Friday, June 1, 2012

Tips for housekeeping in the 18th century



1. Save all your wood ashes. You can gather them in a barrel and pour water over them to create lye. (See no. 2.)

2. Save all your cooking fat. You can boil it with the lye to make soap! Yes, people really got clean with this kind of soap.

3. Dip the hem of your skirt in water. You don't want to catch on fire while you're innocently checking the stew. Sadly, this was one of the main causes of death for women in the 18th and early 19th centuries. (The other one was childbirth.)

4. Store your baked goods in a pie safe. No refrigerator? No problem! All you need is a cupboard with punched-tin siding for ventilation (and make sure the rough edges of the holes face outwards, to discourage bugs). You can store your perishables on a shelf in the pie safe.*

5. Make sure your bake oven is the right temperature. Once you've let the bake oven fire burn down to ashes, toss some flour in there to see if it's ready for bread. If the flour burns in ten seconds, you're good to go.

6. Bake your goods in the right order. If you've taken the time to heat up the bricks of your bake oven, you don't want that heat to go to waste. Bake your bread first, when the oven is the hottest. After the bread is finished, bake your pies and cakes. Save the cookies and biscuits for last, since they only need a little heat.

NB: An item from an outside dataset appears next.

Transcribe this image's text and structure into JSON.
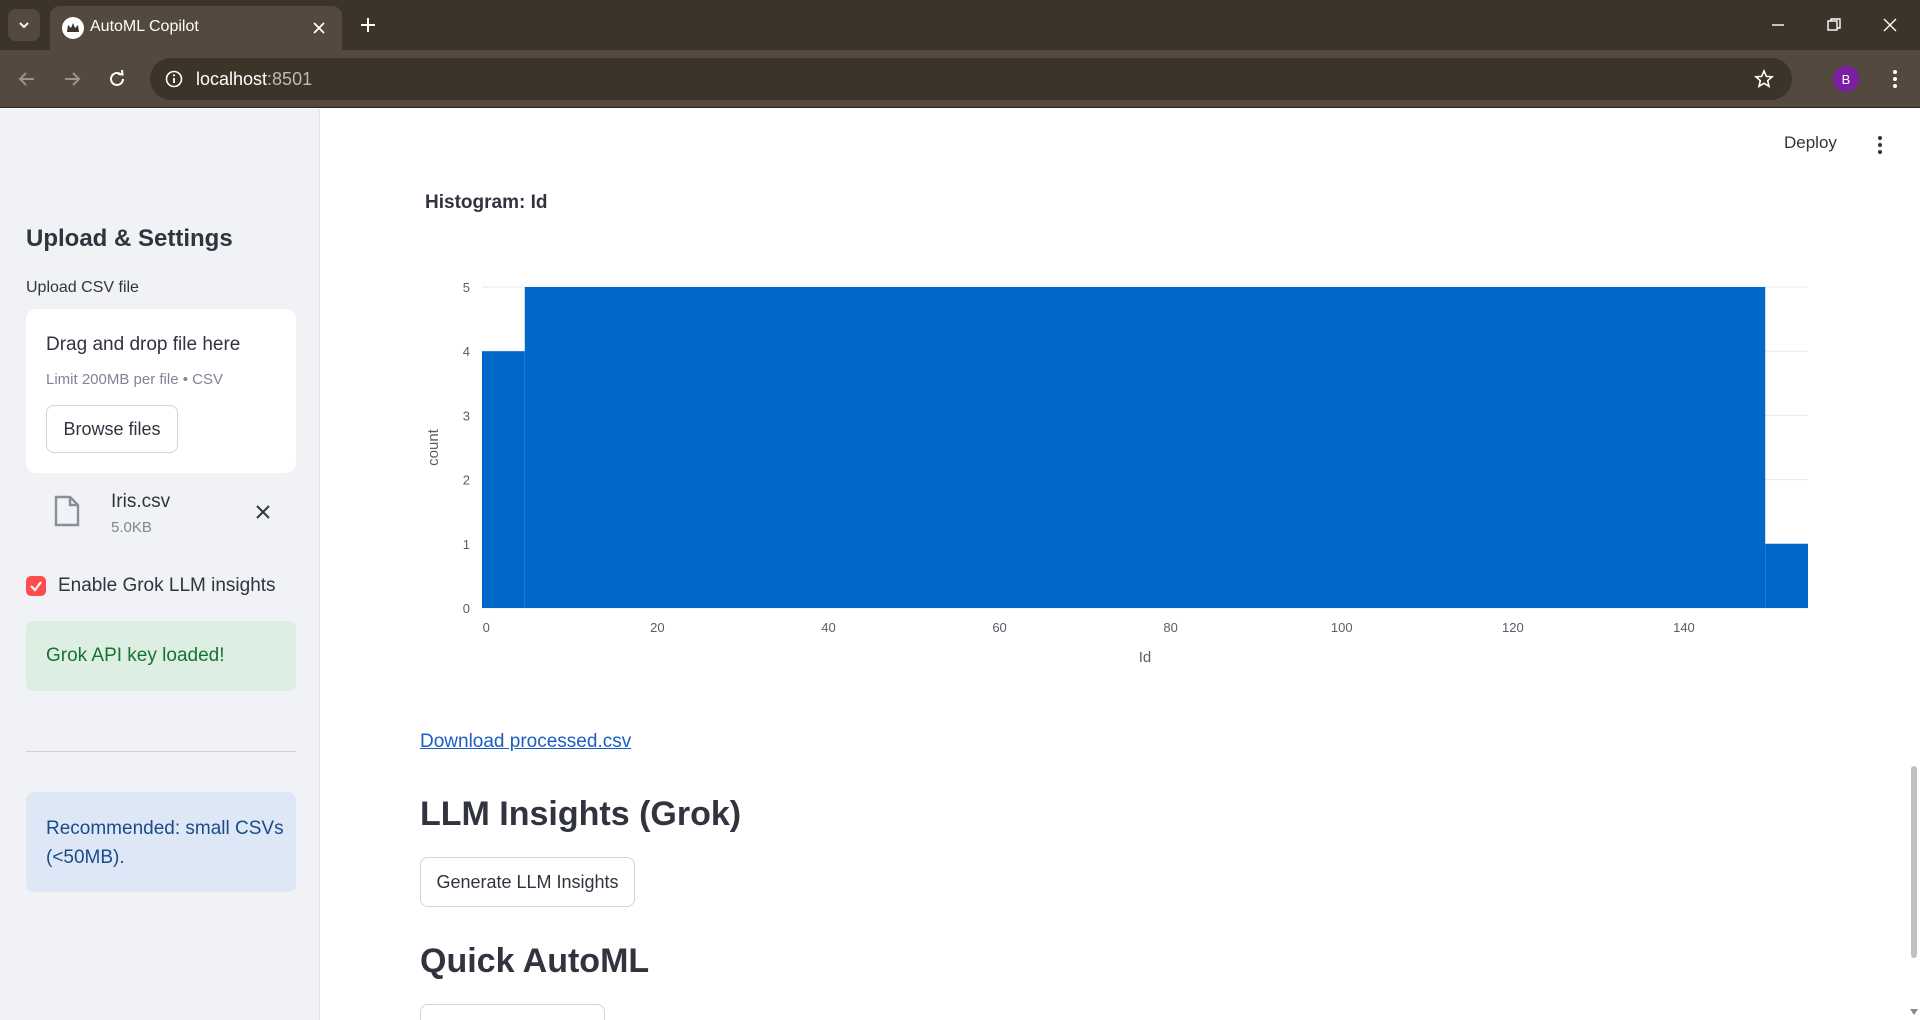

7. Keep a cup of water nearby in case you get too hot. While you may be working over a hot fire all day long (even in the summer!), you're wearing at least two petticoats and a full dress, plus an apron and a corset. Otherwise you wouldn't be proper.

8. Be prepared to smell like wood smoke. All the time.**



* Okay, pie safes are really a 19th-century invention (from the Pennsylvania Germans). But it's still a good tip.

** When I worked at the living history museum, I found that the smoke got everywhere. Your hair, your underclothes, your skin. It didn't matter if you changed before you went home. I would be clearing the dinner table and think for a moment that someone had lit a fire in the middle of summer...until I realized that no, it was just me.